Propos recueillis par Stéphanie Dongmo

lundi 6 juin 2011

Un texte pour assainir la presse au Cameroun


Une proposition de projet de loi du Syndicat des journalistes employés du Cameroun sera présentée ce mardi 7 juin 2011 à Yaoundé. Elle prévoit la création des entreprises de presse par les entreprises et non plus les individus, et érige une haute autorité de régulation.

Le Syndicat des journalistes employés du Cameroun (Sjec) organise, à partir de 15h ce mardi à la salle de conférences de l'Esstic à Yaoundé, la cérémonie de présentation d'une proposition de projet de loi portant sur un nouveau cadre juridique et légal de la communication sociale au Cameroun.
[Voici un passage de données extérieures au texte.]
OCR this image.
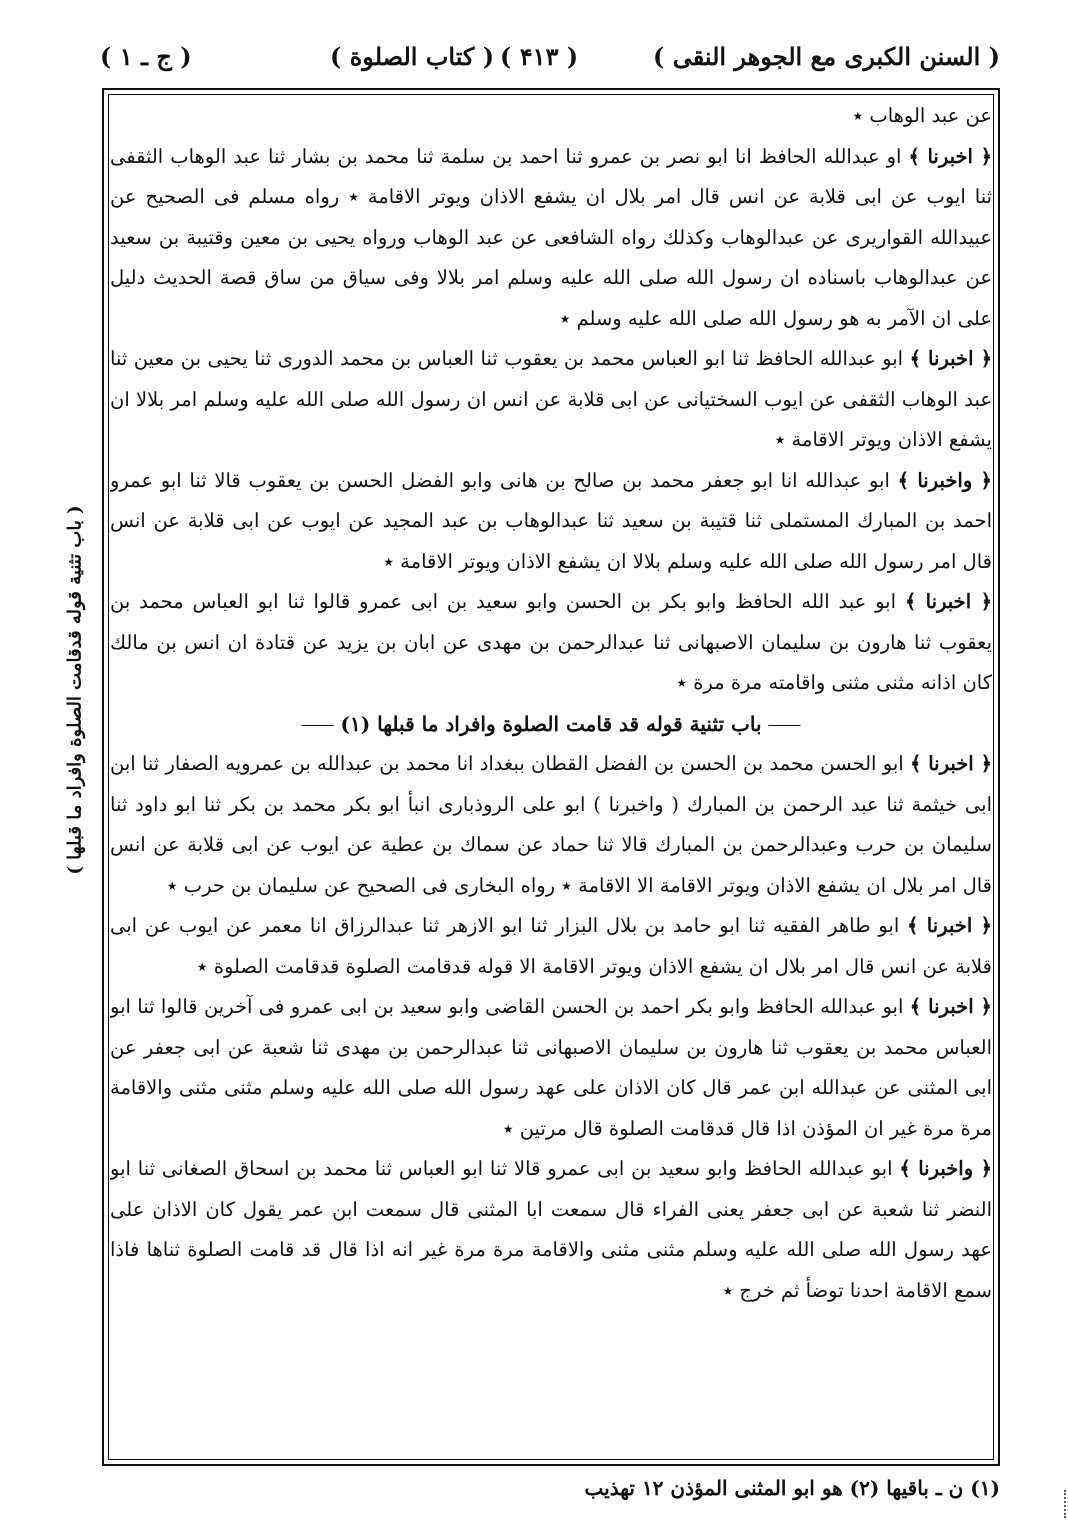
( السنن الكبرى مع الجوهر النقى )
( ۴۱۳ )
( كتاب الصلوة )
( ج ـ ۱ )
( باب تثنية قوله قدقامت الصلوة وافراد ما قبلها )

عن عبد الوهاب ٭

﴿ اخبرنا ﴾ او عبدالله الحافظ انا ابو نصر بن عمرو ثنا احمد بن سلمة ثنا محمد بن بشار ثنا عبد الوهاب الثقفى ثنا ايوب عن ابى قلابة عن انس قال امر بلال ان يشفع الاذان ويوتر الاقامة ٭ رواه مسلم فى الصحيح عن عبيدالله القواريرى عن عبدالوهاب وكذلك رواه الشافعى عن عبد الوهاب ورواه يحيى بن معين وقتيبة بن سعيد عن عبدالوهاب باسناده ان رسول الله صلى الله عليه وسلم امر بلالا وفى سياق من ساق قصة الحديث دليل على ان الآمر به هو رسول الله صلى الله عليه وسلم ٭

﴿ اخبرنا ﴾ ابو عبدالله الحافظ ثنا ابو العباس محمد بن يعقوب ثنا العباس بن محمد الدورى ثنا يحيى بن معين ثنا عبد الوهاب الثقفى عن ايوب السختيانى عن ابى قلابة عن انس ان رسول الله صلى الله عليه وسلم امر بلالا ان يشفع الاذان ويوتر الاقامة ٭

﴿ واخبرنا ﴾ ابو عبدالله انا ابو جعفر محمد بن صالح بن هانى وابو الفضل الحسن بن يعقوب قالا ثنا ابو عمرو احمد بن المبارك المستملى ثنا قتيبة بن سعيد ثنا عبدالوهاب بن عبد المجيد عن ايوب عن ابى قلابة عن انس قال امر رسول الله صلى الله عليه وسلم بلالا ان يشفع الاذان ويوتر الاقامة ٭

﴿ اخبرنا ﴾ ابو عبد الله الحافظ وابو بكر بن الحسن وابو سعيد بن ابى عمرو قالوا ثنا ابو العباس محمد بن يعقوب ثنا هارون بن سليمان الاصبهانى ثنا عبدالرحمن بن مهدى عن ابان بن يزيد عن قتادة ان انس بن مالك كان اذانه مثنى مثنى واقامته مرة مرة ٭

⸺باب تثنية قوله قد قامت الصلوة وافراد ما قبلها (۱)⸺

﴿ اخبرنا ﴾ ابو الحسن محمد بن الحسن بن الفضل القطان ببغداد انا محمد بن عبدالله بن عمرويه الصفار ثنا ابن ابى خيثمة ثنا عبد الرحمن بن المبارك ( واخبرنا ) ابو على الروذبارى انبأ ابو بكر محمد بن بكر ثنا ابو داود ثنا سليمان بن حرب وعبدالرحمن بن المبارك قالا ثنا حماد عن سماك بن عطية عن ايوب عن ابى قلابة عن انس قال امر بلال ان يشفع الاذان ويوتر الاقامة الا الاقامة ٭ رواه البخارى فى الصحيح عن سليمان بن حرب ٭

﴿ اخبرنا ﴾ ابو طاهر الفقيه ثنا ابو حامد بن بلال البزار ثنا ابو الازهر ثنا عبدالرزاق انا معمر عن ايوب عن ابى قلابة عن انس قال امر بلال ان يشفع الاذان ويوتر الاقامة الا قوله قدقامت الصلوة قدقامت الصلوة ٭

﴿ اخبرنا ﴾ ابو عبدالله الحافظ وابو بكر احمد بن الحسن القاضى وابو سعيد بن ابى عمرو فى آخرين قالوا ثنا ابو العباس محمد بن يعقوب ثنا هارون بن سليمان الاصبهانى ثنا عبدالرحمن بن مهدى ثنا شعبة عن ابى جعفر عن ابى المثنى عن عبدالله ابن عمر قال كان الاذان على عهد رسول الله صلى الله عليه وسلم مثنى مثنى والاقامة مرة مرة غير ان المؤذن اذا قال قدقامت الصلوة قال مرتين ٭

﴿ واخبرنا ﴾ ابو عبدالله الحافظ وابو سعيد بن ابى عمرو قالا ثنا ابو العباس ثنا محمد بن اسحاق الصغانى ثنا ابو النضر ثنا شعبة عن ابى جعفر يعنى الفراء قال سمعت ابا المثنى قال سمعت ابن عمر يقول كان الاذان على عهد رسول الله صلى الله عليه وسلم مثنى مثنى والاقامة مرة مرة غير انه اذا قال قد قامت الصلوة ثناها فاذا سمع الاقامة احدنا توضأ ثم خرج ٭

(۱) ن ـ باقيها (۲) هو ابو المثنى المؤذن ۱۲ تهذيب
Le texte qui a été soumis au gouvernement le 27 mai dernier porte révision de la loi n° 90/052 du 19 décembre 1990, modifiée par la loi n° 96/04 du 04 janvier 1996 relative à la liberté de communication sociale. Il prévoit des changements considérables et vise l'assainissement du secteur de la presse.
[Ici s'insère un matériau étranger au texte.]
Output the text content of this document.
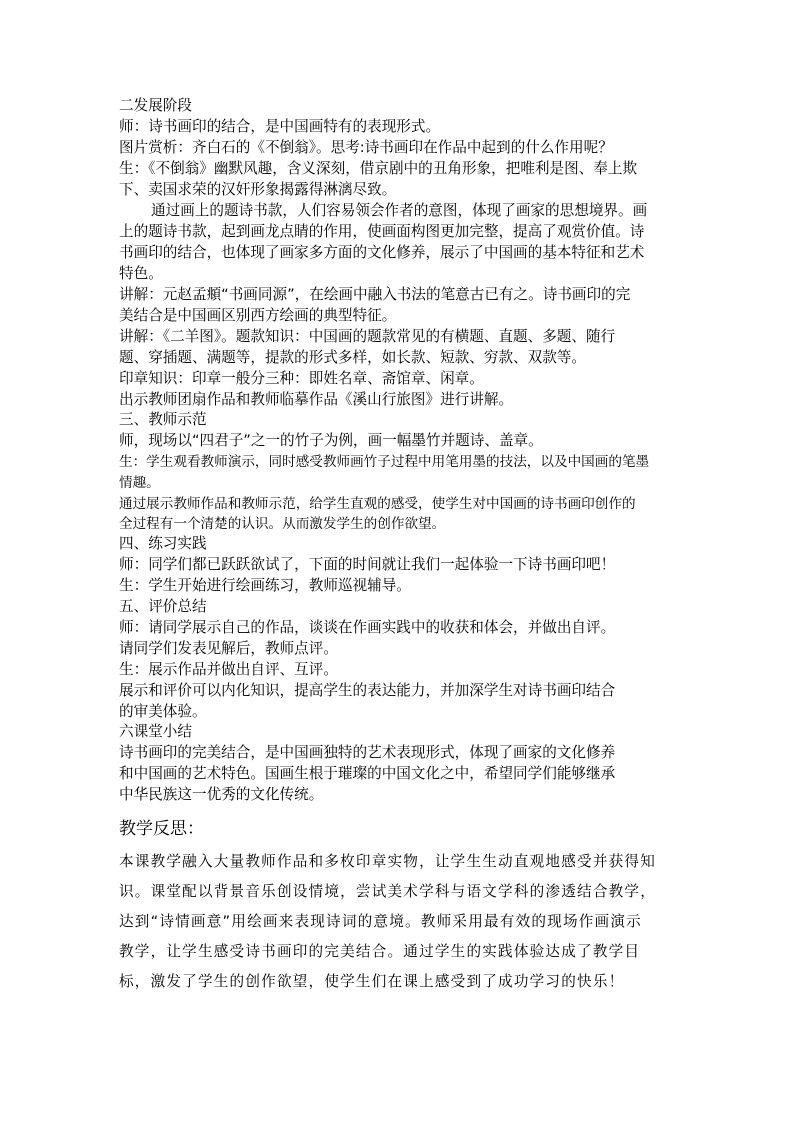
二发展阶段
师：诗书画印的结合，是中国画特有的表现形式。
图片赏析：齐白石的《不倒翁》。思考:诗书画印在作品中起到的什么作用呢？
生：《不倒翁》幽默风趣，含义深刻，借京剧中的丑角形象，把唯利是图、奉上欺
下、卖国求荣的汉奸形象揭露得淋漓尽致。
通过画上的题诗书款，人们容易领会作者的意图，体现了画家的思想境界。画
上的题诗书款，起到画龙点睛的作用，使画面构图更加完整，提高了观赏价值。诗
书画印的结合，也体现了画家多方面的文化修养，展示了中国画的基本特征和艺术
特色。
讲解：元赵孟頫“书画同源”，在绘画中融入书法的笔意古已有之。诗书画印的完
美结合是中国画区别西方绘画的典型特征。
讲解：《二羊图》。题款知识：中国画的题款常见的有横题、直题、多题、随行
题、穿插题、满题等，提款的形式多样，如长款、短款、穷款、双款等。
印章知识：印章一般分三种：即姓名章、斋馆章、闲章。
出示教师团扇作品和教师临摹作品《溪山行旅图》进行讲解。
三、教师示范
师，现场以“四君子”之一的竹子为例，画一幅墨竹并题诗、盖章。
生：学生观看教师演示，同时感受教师画竹子过程中用笔用墨的技法，以及中国画的笔墨
情趣。
通过展示教师作品和教师示范，给学生直观的感受，使学生对中国画的诗书画印创作的
全过程有一个清楚的认识。从而激发学生的创作欲望。
四、练习实践
师：同学们都已跃跃欲试了，下面的时间就让我们一起体验一下诗书画印吧！
生：学生开始进行绘画练习，教师巡视辅导。
五、评价总结
师：请同学展示自己的作品，谈谈在作画实践中的收获和体会，并做出自评。
请同学们发表见解后，教师点评。
生：展示作品并做出自评、互评。
展示和评价可以内化知识，提高学生的表达能力，并加深学生对诗书画印结合
的审美体验。
六课堂小结
诗书画印的完美结合，是中国画独特的艺术表现形式，体现了画家的文化修养
和中国画的艺术特色。国画生根于璀璨的中国文化之中，希望同学们能够继承
中华民族这一优秀的文化传统。
教学反思：
本课教学融入大量教师作品和多枚印章实物，让学生生动直观地感受并获得知
识。课堂配以背景音乐创设情境，尝试美术学科与语文学科的渗透结合教学，
达到“诗情画意”用绘画来表现诗词的意境。教师采用最有效的现场作画演示
教学，让学生感受诗书画印的完美结合。通过学生的实践体验达成了教学目
标，激发了学生的创作欲望，使学生们在课上感受到了成功学习的快乐！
Déjà, l'entreprise de presse ne sera plus créée par des individus mais par des entreprises. Le dossier de déclaration devra comprendre, outre les pièces habituelles, une expédition des statuts de l'entreprise de presse, ainsi que les noms de ses principaux dirigeants et d'au moins cinq journalistes dont les contrats de travail sont conformes à la convention collective. Le personnel sera également intéressé dans le capital : «chaque entreprise de médias doit réserver à sa création au moins 10% de son capital au personnel de son service».

Le texte prévoit que l'aide à la presse soit plus effective. Son article 38 de ce texte stipule que les entreprises de médias qui contribuent à la mise en œuvre du droit à l'information devront bénéficier d'un régime fiscal préférentiel, des exonérations de la Tva et des franchises douanières telles que prévues dans l'Accord de Florence et son Protocole additionnel de Nairobi.
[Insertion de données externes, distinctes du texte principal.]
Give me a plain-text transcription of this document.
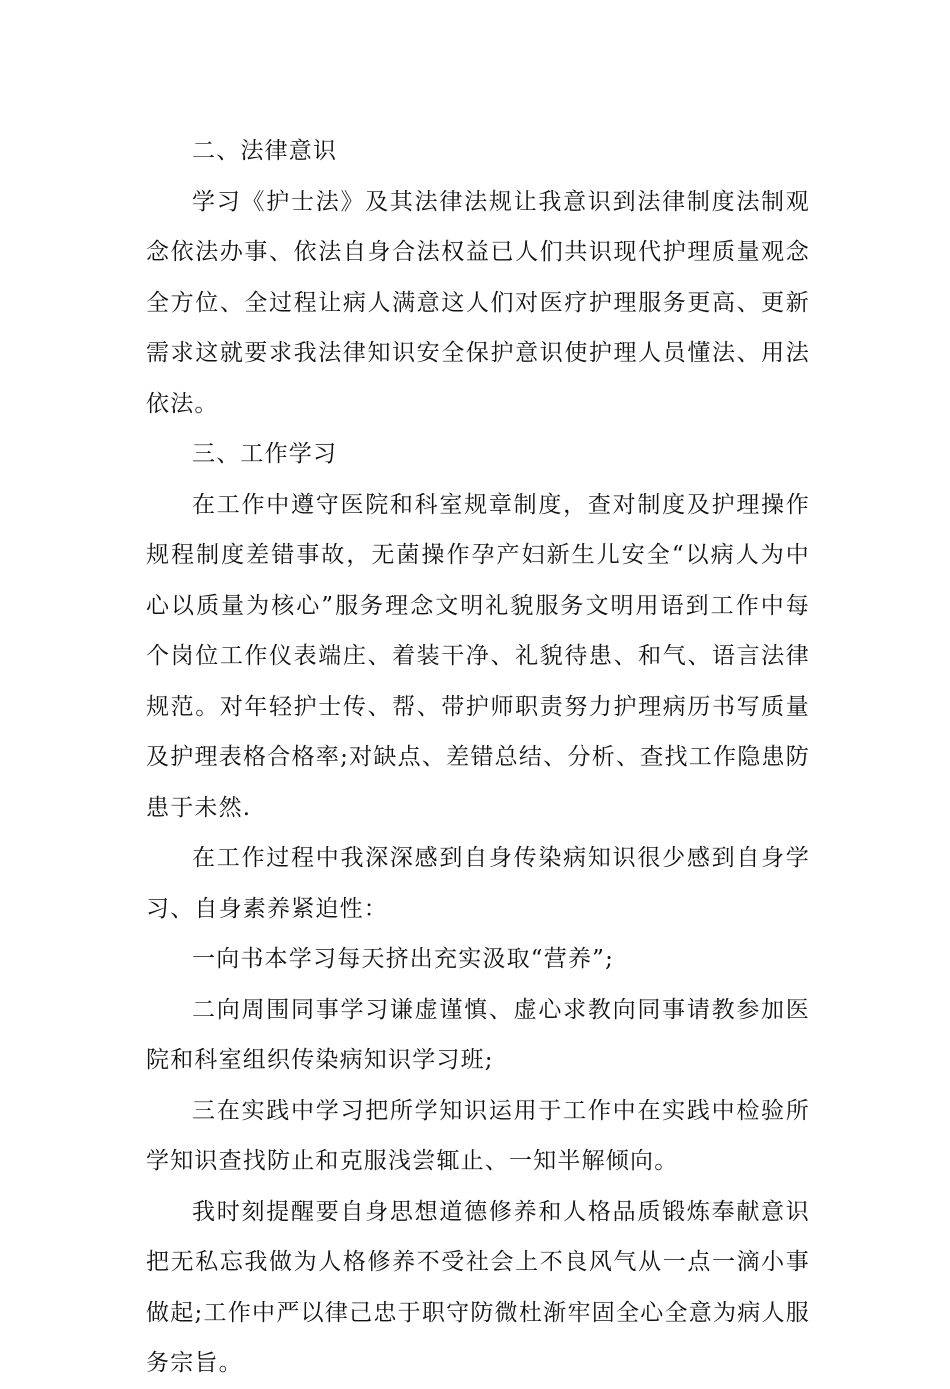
二、法律意识

学习《护士法》及其法律法规让我意识到法律制度法制观念依法办事、依法自身合法权益已人们共识现代护理质量观念全方位、全过程让病人满意这人们对医疗护理服务更高、更新需求这就要求我法律知识安全保护意识使护理人员懂法、用法依法。

三、工作学习

在工作中遵守医院和科室规章制度，查对制度及护理操作规程制度差错事故，无菌操作孕产妇新生儿安全“以病人为中心以质量为核心”服务理念文明礼貌服务文明用语到工作中每个岗位工作仪表端庄、着装干净、礼貌待患、和气、语言法律规范。对年轻护士传、帮、带护师职责努力护理病历书写质量及护理表格合格率;对缺点、差错总结、分析、查找工作隐患防患于未然.

在工作过程中我深深感到自身传染病知识很少感到自身学习、自身素养紧迫性：

一向书本学习每天挤出充实汲取“营养”;

二向周围同事学习谦虚谨慎、虚心求教向同事请教参加医院和科室组织传染病知识学习班;

三在实践中学习把所学知识运用于工作中在实践中检验所学知识查找防止和克服浅尝辄止、一知半解倾向。

我时刻提醒要自身思想道德修养和人格品质锻炼奉献意识把无私忘我做为人格修养不受社会上不良风气从一点一滴小事做起;工作中严以律己忠于职守防微杜渐牢固全心全意为病人服务宗旨。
L'assainissement de la presse est l'autre préoccupation de cette proposition de projet de loi qui distingue journaliste et journaliste professionnel. Est considéré comme journaliste ici «toute personne qui, sur la base de ses facultés intellectuelles, de sa formation ou de ses talents, apporte une collaboration directe et permanente à la rédaction d'un journal, d'un périodique en presse écrite, en radio, en télévision ou sur internet, sur la base de la collecte et du traitement de l'information d'actualité».

Pour sa part, le journaliste professionnel est celui qui a un diplôme de journalisme obtenu dans une école de formation reconnue par l'Etat. Il devra aussi avoir le journalisme pour activité principale et régulière depuis deux ans au moins, entre autres exigences. Ce statut, attesté par une carte de presse, est réservé aux journalistes et collaborateurs directs de la rédaction dont les entreprises de médias répondent aux critères définis. Mais il comporte aussi des exigences. Car, le journaliste professionnel ne devra exercer «aucune activité ayant pour objet la publicité, la promotion d'une organisation à quelque titre que ce soit, y compris au sein d'un organe d'information».

Pour réguler le secteur, le texte prévoit la création d'une «haute autorité de la communication sociale chargée de la régulation de l'environnement professionnel des médias».